The addition of these four schools expands upon the four included in the program in 2021 – Alabama, North Carolina, Washington, and Wisconsin. Football players at all eight universities may voluntarily opt in to the program. 

Mouthguards equipped with sensors will provide a substantial amount of information about what the head experiences during an impact. This information will improve efforts to understand and reduce concussions in football. Doubling the number of participating universities will lead to a substantial increase in the amount of data collected for even more analysis. 
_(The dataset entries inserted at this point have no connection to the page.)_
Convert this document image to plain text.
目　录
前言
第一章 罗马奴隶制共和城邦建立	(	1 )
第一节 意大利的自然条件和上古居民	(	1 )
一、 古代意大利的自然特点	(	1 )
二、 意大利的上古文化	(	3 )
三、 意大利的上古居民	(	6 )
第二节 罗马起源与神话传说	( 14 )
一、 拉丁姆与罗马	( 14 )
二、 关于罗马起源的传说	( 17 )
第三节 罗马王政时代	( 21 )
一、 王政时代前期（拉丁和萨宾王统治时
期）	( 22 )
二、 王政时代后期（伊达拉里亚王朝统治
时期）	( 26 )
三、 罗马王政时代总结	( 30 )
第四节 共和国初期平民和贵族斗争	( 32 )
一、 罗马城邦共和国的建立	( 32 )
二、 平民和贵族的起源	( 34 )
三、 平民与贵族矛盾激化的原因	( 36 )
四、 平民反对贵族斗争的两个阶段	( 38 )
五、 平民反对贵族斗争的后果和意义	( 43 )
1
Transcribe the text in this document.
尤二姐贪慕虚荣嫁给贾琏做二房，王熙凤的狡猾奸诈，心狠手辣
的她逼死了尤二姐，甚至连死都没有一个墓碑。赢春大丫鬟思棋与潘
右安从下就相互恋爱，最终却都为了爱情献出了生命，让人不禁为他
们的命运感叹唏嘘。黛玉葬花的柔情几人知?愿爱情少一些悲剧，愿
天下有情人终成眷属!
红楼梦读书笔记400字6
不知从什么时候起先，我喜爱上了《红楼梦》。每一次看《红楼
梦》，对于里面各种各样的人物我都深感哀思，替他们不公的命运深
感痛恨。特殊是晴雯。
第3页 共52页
The data from the mouthguard sensors will supplement identical data collection underway at four NFL clubs. From this data, NFL engineers will continue to analyze the frequency and severity of impacts in games and practices. In turn, this will help reinforce the league's approach to injury reduction, including rules changes, safety equipment, training techniques, and player behavior.

The custom fit of the mouthguards that house the sensors is made possible in part by NFL partner Align Technology. Dental professionals used iTero™ intraoral scanners to scan participants' teeth to aid in the creation of a personalized mouthguard. Align worked with all eight universities to facilitate scans for more than 250 participating players.

Each participating NCAA program will receive a statistical analysis of player impacts specific to their team, which will help the program refine its own efforts to advance player health and safety.

"We are excited about the opportunity to partner with the NFL to assist them in collecting more data to better understand on-field head impacts," said Dr. James Clugston, University of Florida team physician. "The research will continue to help make the game of football safer and will guide us to develop best practices for equipment design, rules of competition and practice drills."

Data collected across the mouthguard program will continue to be anonymized and analyzed by the NFL-NFLPA's independent engineering experts at Biocore and the Center for Injury Research and Prevention at the Children's Hospital of Philadelphia.

"I'm thrilled to welcome the four new universities into this program, all of which – like the four founding universities – share our commitment to research in service of building a safer, better game," said Jennifer Langton, senior vice president of Health and Safety Innovation, NFL. "By collecting a larger amount of mouthguard data, we can further our efforts to reduce concussions while also accelerating our broader goal to reduce all head impacts at all levels of the sport."

The mouthguard sensor program launched in 2019 as part of the NFL's $60 million commitment to promote health and safety initiatives. The NFL remains committed to upholding the highest ethical standards for scientific research studies and, as a result, each of the participating university's Independent Review Boards (IRB) has reviewed and approved the terms of this study.